No significant differences in a number of general characteristics (age, height, weight, change in weight, BMI and gestational age of the women) between the two groups were identified at baseline or at the end of the study period. No differences in mean dietary intake throughout the study of macronutrients, PUFA, and several micronutrients were identified. Women that had received supplementation with omega-3s did not develop polyhydramnios or need hospitalization, compared to 11% of the control group. In newborns from women who received the supplemental fish oil for six weeks, hyperbilirubinemia incidence and hospitalization rate was lower with 7.7%, compared to 33% of neonates for both outcomes in the control group. No differences were found for gestational age, newborn weight or ponderal index, and Apgar scores. Reductions in the need for Cesarean section, need for insulin-therapy, macrosomia, weight and length were not statistically significant. Analysis of plasma and serum markers of inflammation revealed that fish oil supplementation abrogated an increase in C-reactive protein that occurred during gestational diabetes. Omega-3 supplementation was also reported to reduce the levels of malondialdehyde in plasma, an indicator of thromboxane synthase activity as well as non-enzymatic lipid peroxidation.
The results of this controlled intervention study suggest that daily supplementation of pregnant women with gestational diabetes in the third trimester with a relatively small daily dose of EPA/DHA from fish oil may bring about improvements in several aspects of infant and maternal health. In this relatively small study this was mainly shown as lower needs for hospitalization of both newborns and mothers, as well as absence of polyhydramnios and lower incidence of neonatal hyperbilirubinemia. Total incidence numbers were low for a number of outcomes and future larger studies are needed to confirm the findings, and provide support for some of the reductions in complications that were not conclusively identified in this study. A recent meta-analysis did reach a similar conclusion that omega-3 supplementation during the third trimester can reduce hyperbilirubinemia and hospitalization rate in newborns, and reduced CRP levels in women with gestational diabetes.

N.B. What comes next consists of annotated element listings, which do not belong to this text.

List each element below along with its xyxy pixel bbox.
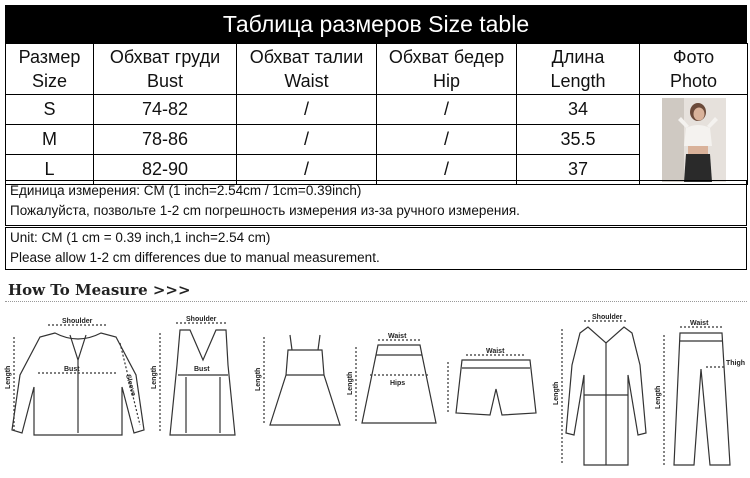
label-hips: Hips	[390, 380, 406, 387]
label-length: Length	[553, 381, 560, 405]
tank-top-diagram	[151, 316, 235, 435]
skirt-diagram	[347, 333, 436, 423]
notes-english	[5, 227, 747, 270]
size-table-title: Таблица размеров Size table	[5, 5, 747, 43]
notes-en-line2: Please allow 1-2 cm differences due to manual measurement.	[10, 250, 380, 265]
label-length: Length	[347, 371, 354, 395]
header-photo: Фото Photo	[640, 44, 748, 95]
how-to-measure-heading: How To Measure >>>	[8, 281, 191, 299]
notes-russian	[5, 180, 747, 226]
cell-bust: 78-86	[94, 125, 237, 155]
cell-bust: 74-82	[94, 95, 237, 125]
cell-size: S	[6, 95, 94, 125]
label-waist: Waist	[690, 320, 709, 327]
cell-length: 35.5	[517, 125, 640, 155]
size-table	[5, 43, 748, 185]
header-length: Длина Length	[517, 44, 640, 95]
dress-diagram	[255, 335, 340, 425]
garment-diagrams	[0, 305, 750, 478]
photo-cell	[640, 95, 748, 185]
table-row	[6, 125, 748, 155]
header-waist: Обхват талии Waist	[237, 44, 377, 95]
label-length: Length	[5, 365, 12, 389]
notes-ru-line1: Единица измерения: CM (1 inch=2.54cm / 1cm=0.39inch)	[10, 183, 362, 198]
label-thigh: Thigh	[726, 360, 746, 367]
header-bust: Обхват груди Bust	[94, 44, 237, 95]
table-row	[6, 95, 748, 125]
cell-waist: /	[237, 125, 377, 155]
cell-hip: /	[377, 125, 517, 155]
label-waist: Waist	[486, 348, 505, 355]
cell-hip: /	[377, 95, 517, 125]
cell-hip: /	[377, 155, 517, 185]
product-photo	[662, 98, 726, 182]
cell-waist: /	[237, 95, 377, 125]
label-length: Length	[151, 365, 158, 389]
label-shoulder: Shoulder	[186, 316, 217, 323]
label-length: Length	[255, 367, 262, 391]
blouse-diagram	[5, 318, 144, 435]
cell-length: 34	[517, 95, 640, 125]
cell-length: 37	[517, 155, 640, 185]
header-row	[6, 44, 748, 95]
header-size: Размер Size	[6, 44, 94, 95]
cell-waist: /	[237, 155, 377, 185]
notes-ru-line2: Пожалуйста, позвольте 1-2 cm погрешность измерения из-за ручного измерения.	[10, 203, 520, 218]
label-shoulder: Shoulder	[592, 314, 623, 321]
label-waist: Waist	[388, 333, 407, 340]
cell-size: L	[6, 155, 94, 185]
label-sleeve: Sleeve	[124, 373, 137, 397]
label-length: Length	[655, 385, 662, 409]
cell-size: M	[6, 125, 94, 155]
divider	[5, 301, 747, 302]
label-bust: Bust	[194, 366, 210, 373]
coat-diagram	[553, 314, 646, 465]
label-bust: Bust	[64, 366, 80, 373]
trousers-diagram	[655, 320, 745, 465]
header-hip: Обхват бедер Hip	[377, 44, 517, 95]
cell-bust: 82-90	[94, 155, 237, 185]
notes-en-line1: Unit: CM (1 cm = 0.39 inch,1 inch=2.54 cm)	[10, 230, 271, 245]
shorts-diagram	[448, 348, 536, 415]
label-shoulder: Shoulder	[62, 318, 93, 325]
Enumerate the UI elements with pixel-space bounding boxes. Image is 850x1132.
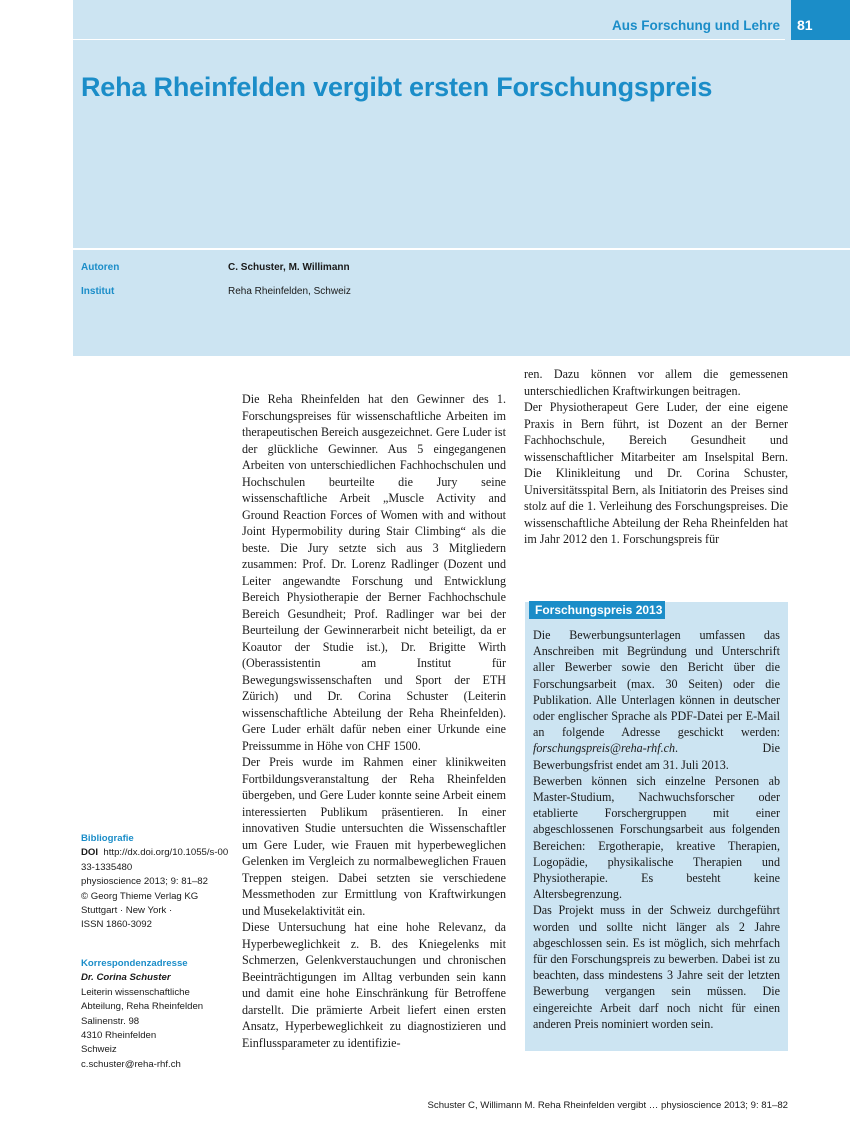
address-line: Abteilung, Reha Rheinfelden xyxy=(81,1001,204,1013)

There is now supportive evidence of defects in DHA provision to the fetus in women with gestational diabetes. It is not known if gestational diabetes interferes with the provision of other fatty acids that are needed by the fetus, but additional fatty acids are mobilized. Omega-3 LCPUFA supplementation during the third trimester may improve neonatal liver function, has an anti-inflammatory effect in women, and may support a generally improved clinical outcome in both infants and mothers, given reduced hospitalization rates. Larger studies are needed to confirm these findings, and determine if all of the essential fatty acids that are mobilized during the third trimester are important for optimal fetal development. Intervention studies will then be able to inform us if defects in fetal fatty acid accretion that may develop during gestational diabetes can be compensated by supplementation of the mother. A previous study that had studied the effect of a DHA-enriched omega-3 supplement intake from 21 weeks onwards did not find a preventive effect on the incidence of gestational diabetes. This suggests that supplementation with omega-3 LCPUFA may address some of the effects of gestational diabetes, but not the underlying disorder itself.